Revisi UU TNI: Setara Institute Ungkap 37 Kasus Ketegangan TNI-Polri, Soroti Ketimpangan Kesejahteraan

Revisi UU TNI: Ketimpangan Kesejahteraan Diduga Picu 37 Kasus Ketegangan TNI-Polri

Direktur Eksekutif Setara Institute, Ismail Hasani, mengungkapkan adanya 37 insiden ketegangan antara TNI dan Polri dalam dekade terakhir. Pengungkapan ini disampaikan dalam Rapat Dengar Pendapat (RDP) bersama Komisi I DPR RI pada Selasa, 4 Maret 2025, di Kompleks Parlemen, Jakarta. RDP tersebut membahas revisi Undang-Undang TNI yang tengah menjadi sorotan. Menurut Hasani, banyaknya insiden tersebut tak lepas dari faktor sosiologis pragmatis yang mendasar, terutama terkait dengan disparitas kesejahteraan antara kedua institusi tersebut.

Hasani memaparkan bahwa ketimpangan kesejahteraan antara anggota TNI dan Polri menjadi salah satu pemicu utama konflik yang terjadi di berbagai tingkatan, mulai dari tingkat lapangan hingga kabupaten dan kecamatan. Ia menekankan bahwa konflik-konflik ini bukan sekadar insiden sporadis, melainkan gejala yang perlu mendapat perhatian serius. Lebih lanjut, ia menjelaskan bahwa ketimpangan tersebut tidak hanya sebatas masalah finansial, tetapi juga mencakup peran dan perlakuan yang tidak seimbang antara kedua institusi tersebut, khususnya dalam kurun waktu dua dekade terakhir. Hal ini, menurut Hasani, menunjukkan urgensi revisi UU TNI untuk mengatasi akar masalah tersebut.

"Ketimpangan kesejahteraan, peran, dan perlakuan menjadi faktor sosiologis pragmatis yang mendorong terjadinya 37 peristiwa ketegangan antara TNI dan Polri dalam 10 tahun terakhir," ujar Hasani. "Ini menggambarkan betapa pentingnya revisi UU TNI untuk mengatasi masalah ini secara struktural." Ia menambahkan bahwa revisi UU TNI diharapkan mampu menciptakan keseimbangan dan mengurangi potensi konflik di masa mendatang.

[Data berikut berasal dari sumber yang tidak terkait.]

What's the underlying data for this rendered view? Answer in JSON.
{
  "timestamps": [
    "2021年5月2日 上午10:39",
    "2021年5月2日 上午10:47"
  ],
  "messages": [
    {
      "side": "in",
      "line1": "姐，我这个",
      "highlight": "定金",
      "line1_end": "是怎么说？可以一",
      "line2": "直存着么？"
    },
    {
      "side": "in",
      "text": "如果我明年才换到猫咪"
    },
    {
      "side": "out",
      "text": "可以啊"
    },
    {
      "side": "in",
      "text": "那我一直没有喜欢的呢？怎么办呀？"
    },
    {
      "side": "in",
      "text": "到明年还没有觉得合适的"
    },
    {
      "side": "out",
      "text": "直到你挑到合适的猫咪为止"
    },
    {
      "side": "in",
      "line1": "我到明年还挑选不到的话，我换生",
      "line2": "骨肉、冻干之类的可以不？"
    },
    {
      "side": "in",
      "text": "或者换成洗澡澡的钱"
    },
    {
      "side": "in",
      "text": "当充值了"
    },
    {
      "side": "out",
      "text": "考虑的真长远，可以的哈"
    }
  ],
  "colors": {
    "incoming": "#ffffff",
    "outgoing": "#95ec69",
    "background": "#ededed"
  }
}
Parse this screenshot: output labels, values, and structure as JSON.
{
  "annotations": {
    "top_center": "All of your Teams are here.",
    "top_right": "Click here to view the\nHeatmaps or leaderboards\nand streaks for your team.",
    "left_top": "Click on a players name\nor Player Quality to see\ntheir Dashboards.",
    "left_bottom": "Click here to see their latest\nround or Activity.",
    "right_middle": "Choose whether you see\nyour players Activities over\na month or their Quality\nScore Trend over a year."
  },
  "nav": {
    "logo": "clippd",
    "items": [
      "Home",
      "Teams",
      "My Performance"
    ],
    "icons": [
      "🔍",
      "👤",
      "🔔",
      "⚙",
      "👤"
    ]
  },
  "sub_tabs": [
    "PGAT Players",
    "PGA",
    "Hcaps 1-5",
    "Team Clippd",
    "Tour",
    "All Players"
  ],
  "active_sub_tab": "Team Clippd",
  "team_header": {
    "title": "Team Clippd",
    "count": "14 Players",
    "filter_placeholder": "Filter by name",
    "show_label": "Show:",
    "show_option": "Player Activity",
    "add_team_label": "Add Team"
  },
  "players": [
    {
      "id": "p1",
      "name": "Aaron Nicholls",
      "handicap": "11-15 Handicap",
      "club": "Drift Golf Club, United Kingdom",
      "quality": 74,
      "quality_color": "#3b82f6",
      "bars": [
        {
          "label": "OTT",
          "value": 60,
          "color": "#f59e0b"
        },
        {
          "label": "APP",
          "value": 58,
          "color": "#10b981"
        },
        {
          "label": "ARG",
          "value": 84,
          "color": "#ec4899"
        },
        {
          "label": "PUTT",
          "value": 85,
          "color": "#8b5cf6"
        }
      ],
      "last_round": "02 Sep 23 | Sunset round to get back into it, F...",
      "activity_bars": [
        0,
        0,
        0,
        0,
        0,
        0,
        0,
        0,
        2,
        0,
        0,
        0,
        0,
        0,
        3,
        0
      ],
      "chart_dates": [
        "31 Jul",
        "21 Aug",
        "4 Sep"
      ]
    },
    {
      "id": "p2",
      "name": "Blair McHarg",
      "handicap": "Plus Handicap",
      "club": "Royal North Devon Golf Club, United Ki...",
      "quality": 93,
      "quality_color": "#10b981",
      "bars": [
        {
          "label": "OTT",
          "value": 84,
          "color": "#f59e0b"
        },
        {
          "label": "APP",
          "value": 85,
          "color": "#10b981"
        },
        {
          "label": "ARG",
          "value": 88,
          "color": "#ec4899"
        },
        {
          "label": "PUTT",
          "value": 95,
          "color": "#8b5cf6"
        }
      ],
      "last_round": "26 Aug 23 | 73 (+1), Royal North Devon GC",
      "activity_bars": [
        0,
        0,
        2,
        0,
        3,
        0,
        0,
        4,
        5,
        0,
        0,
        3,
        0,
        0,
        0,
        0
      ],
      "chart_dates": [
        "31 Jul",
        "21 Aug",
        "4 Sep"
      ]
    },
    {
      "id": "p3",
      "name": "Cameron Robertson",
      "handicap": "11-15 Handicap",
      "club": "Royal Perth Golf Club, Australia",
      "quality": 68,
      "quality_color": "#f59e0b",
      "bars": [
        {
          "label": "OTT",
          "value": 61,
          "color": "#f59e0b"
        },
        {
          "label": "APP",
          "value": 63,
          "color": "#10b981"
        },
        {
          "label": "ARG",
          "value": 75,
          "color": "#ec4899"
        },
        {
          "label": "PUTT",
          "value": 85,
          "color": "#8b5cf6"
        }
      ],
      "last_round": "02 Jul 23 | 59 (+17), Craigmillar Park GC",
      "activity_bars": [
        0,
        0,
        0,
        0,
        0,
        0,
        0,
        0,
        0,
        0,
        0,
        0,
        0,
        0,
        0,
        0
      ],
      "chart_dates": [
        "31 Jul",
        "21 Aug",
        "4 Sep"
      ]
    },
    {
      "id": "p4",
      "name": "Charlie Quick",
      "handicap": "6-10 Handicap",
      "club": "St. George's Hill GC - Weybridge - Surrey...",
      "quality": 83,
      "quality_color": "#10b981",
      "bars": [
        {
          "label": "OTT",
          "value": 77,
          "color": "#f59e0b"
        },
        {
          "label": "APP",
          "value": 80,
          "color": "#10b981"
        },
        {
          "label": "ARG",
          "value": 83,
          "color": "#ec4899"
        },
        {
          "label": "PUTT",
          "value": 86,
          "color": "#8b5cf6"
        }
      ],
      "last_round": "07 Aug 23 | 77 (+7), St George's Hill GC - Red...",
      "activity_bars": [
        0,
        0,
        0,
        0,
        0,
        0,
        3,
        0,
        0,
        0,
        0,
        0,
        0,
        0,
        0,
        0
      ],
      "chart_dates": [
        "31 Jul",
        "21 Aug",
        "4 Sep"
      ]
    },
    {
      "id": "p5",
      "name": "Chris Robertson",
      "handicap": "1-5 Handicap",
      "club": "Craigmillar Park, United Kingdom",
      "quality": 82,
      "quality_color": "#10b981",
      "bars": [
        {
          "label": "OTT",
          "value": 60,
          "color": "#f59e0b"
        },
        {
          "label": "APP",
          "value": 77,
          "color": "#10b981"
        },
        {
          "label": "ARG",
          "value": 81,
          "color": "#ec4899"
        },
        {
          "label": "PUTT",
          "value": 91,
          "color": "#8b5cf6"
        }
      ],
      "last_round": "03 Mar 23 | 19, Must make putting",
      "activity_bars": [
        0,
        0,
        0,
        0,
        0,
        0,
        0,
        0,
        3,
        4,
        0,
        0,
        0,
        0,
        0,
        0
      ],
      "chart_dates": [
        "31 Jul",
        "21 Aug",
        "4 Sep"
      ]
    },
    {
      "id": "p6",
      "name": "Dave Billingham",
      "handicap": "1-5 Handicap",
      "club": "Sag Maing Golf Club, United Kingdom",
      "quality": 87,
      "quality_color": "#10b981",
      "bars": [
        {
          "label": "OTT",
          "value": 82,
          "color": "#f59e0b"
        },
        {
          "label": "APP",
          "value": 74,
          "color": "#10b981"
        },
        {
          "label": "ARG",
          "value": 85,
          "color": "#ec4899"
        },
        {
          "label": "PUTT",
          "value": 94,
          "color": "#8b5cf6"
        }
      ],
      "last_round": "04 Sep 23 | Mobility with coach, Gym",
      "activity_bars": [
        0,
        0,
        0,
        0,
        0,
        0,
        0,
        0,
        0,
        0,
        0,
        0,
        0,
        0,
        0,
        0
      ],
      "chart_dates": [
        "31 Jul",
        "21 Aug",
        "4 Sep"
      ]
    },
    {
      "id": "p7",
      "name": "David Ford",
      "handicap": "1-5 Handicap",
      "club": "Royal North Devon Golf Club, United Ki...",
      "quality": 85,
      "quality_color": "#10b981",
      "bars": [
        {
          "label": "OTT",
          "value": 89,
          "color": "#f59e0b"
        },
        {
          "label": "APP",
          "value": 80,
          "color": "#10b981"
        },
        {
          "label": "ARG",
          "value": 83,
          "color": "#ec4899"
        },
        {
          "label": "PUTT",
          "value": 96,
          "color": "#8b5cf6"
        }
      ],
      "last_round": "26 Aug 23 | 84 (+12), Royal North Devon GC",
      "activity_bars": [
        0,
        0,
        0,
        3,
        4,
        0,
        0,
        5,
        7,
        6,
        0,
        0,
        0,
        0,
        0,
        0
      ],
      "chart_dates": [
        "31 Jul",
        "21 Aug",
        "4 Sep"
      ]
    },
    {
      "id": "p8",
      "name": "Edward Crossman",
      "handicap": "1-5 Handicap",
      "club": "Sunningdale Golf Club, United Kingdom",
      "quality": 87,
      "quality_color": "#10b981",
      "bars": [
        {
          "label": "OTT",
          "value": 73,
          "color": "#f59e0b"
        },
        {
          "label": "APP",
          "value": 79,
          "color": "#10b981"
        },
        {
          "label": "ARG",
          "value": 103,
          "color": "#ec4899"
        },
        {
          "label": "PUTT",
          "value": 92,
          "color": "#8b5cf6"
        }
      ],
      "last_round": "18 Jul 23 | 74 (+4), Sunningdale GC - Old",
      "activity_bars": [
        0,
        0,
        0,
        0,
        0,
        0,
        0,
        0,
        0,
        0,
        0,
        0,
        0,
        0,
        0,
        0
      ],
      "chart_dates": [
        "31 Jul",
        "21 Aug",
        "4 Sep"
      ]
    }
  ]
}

Perlu diketahui bahwa revisi Undang-Undang Nomor 34 Tahun 2004 tentang TNI sempat dibatalkan oleh Badan Legislasi DPR RI periode 2019-2024 karena menuai berbagai kontroversi. Namun, DPR RI periode 2024-2029 kembali memasukkan revisi UU TNI ke dalam Program Legislasi Nasional (Prolegnas) prioritas tahun 2025. Hal ini menunjukkan komitmen DPR untuk mengatasi permasalahan yang mendasari ketegangan antara TNI dan Polri, termasuk masalah ketimpangan kesejahteraan yang diungkap oleh Setara Institute. Proses revisi ini tentunya memerlukan kajian yang mendalam dan partisipasi berbagai pihak untuk memastikan revisi tersebut efektif dan berkelanjutan.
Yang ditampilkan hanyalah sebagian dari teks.